It was so with him now. The girl whom he had seen among the rushes came back in his dreams. He met her out in the open pool, where the sunlight fell even greener than among the rushes, and he had time to see that she was beautiful. He dreamed that he had crept up on the big pine root in the middle of the dark tarn, but the pine swayed and rocked so that sometimes he was quite under water. Then she came forward on the little islands. She stood under the red mountain ashes and laughed at him. In the last dream-vision he had come so far that she kissed him. It was already morning, and he heard that Berg Rese had got up, but he obstinately shut his eyes to be able to go on with his dream. When he awoke, he was as though dizzy and stunned by what had happened to him in the night. He thought much more now of the girl than he had done the day before.
Towards night he happened to ask Berg Rese if he knew her name.
Berg looked at him inquiringly. “Perhaps it is best for you to hear it,” he said. “She is Unn. We are cousins.”
Tord then knew that it was for that pale girl’s sake Berg Rese wandered an outlaw in forest and mountain. Tord tried to remember what he knew of her. Unn was the daughter of a rich peasant. Her mother was dead, so that she managed her father’s house. This she liked, for she was fond of her own way and she had no wish to be married.
Unn and Berg Rese were the children of brothers, and it had long been said that Berg preferred to sit with Unn and her maids and jest with them than to work on his own lands. When the great Christmas feast was celebrated at his house, his wife had invited a monk from Draksmark, for she wanted him to remonstrate with Berg, because he was forgetting her for another woman. This monk was hateful to Berg and to many on account of his appearance. He was very fat and quite white. The ring of hair about his bald head, the eyebrows above his watery eyes, his face, his hands and his whole cloak, everything was white. Many found it hard to endure his looks.

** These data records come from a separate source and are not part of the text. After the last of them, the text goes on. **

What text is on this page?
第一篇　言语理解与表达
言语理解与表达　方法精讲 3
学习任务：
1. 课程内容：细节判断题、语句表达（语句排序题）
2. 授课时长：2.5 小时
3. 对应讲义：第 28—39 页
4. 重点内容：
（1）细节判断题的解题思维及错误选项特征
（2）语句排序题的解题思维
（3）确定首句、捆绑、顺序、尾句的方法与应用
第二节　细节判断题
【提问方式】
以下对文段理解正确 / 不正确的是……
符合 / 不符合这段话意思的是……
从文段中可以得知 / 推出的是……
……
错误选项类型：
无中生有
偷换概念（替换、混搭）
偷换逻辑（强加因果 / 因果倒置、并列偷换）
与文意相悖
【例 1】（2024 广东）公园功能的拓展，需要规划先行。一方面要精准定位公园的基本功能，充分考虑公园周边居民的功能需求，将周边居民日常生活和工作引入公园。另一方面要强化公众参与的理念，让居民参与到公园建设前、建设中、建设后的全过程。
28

At the banquet table, in the hearing of all the guests, this monk now said, for he was fearless and thought that his words would have more effect if they were heard by many, “People are in the habit of saying that the cuckoo is the worst of birds because he does not rear his young in his own nest, but here sits a man who does not provide for his home and his children, but seeks his pleasure with a strange woman. Him will I call the worst of men.”—Unn then rose up. “That, Berg, is said to you and me,” she said. “Never have I been so insulted, and my father is not here either.” She had wished to go, but Berg sprang after her. “Do not move!” she said. “I will never see you again.” He caught up with her in the hall and asked her what he should do to make her stay. She had answered with flashing eyes that he must know that best himself. Then Berg went in and killed the monk.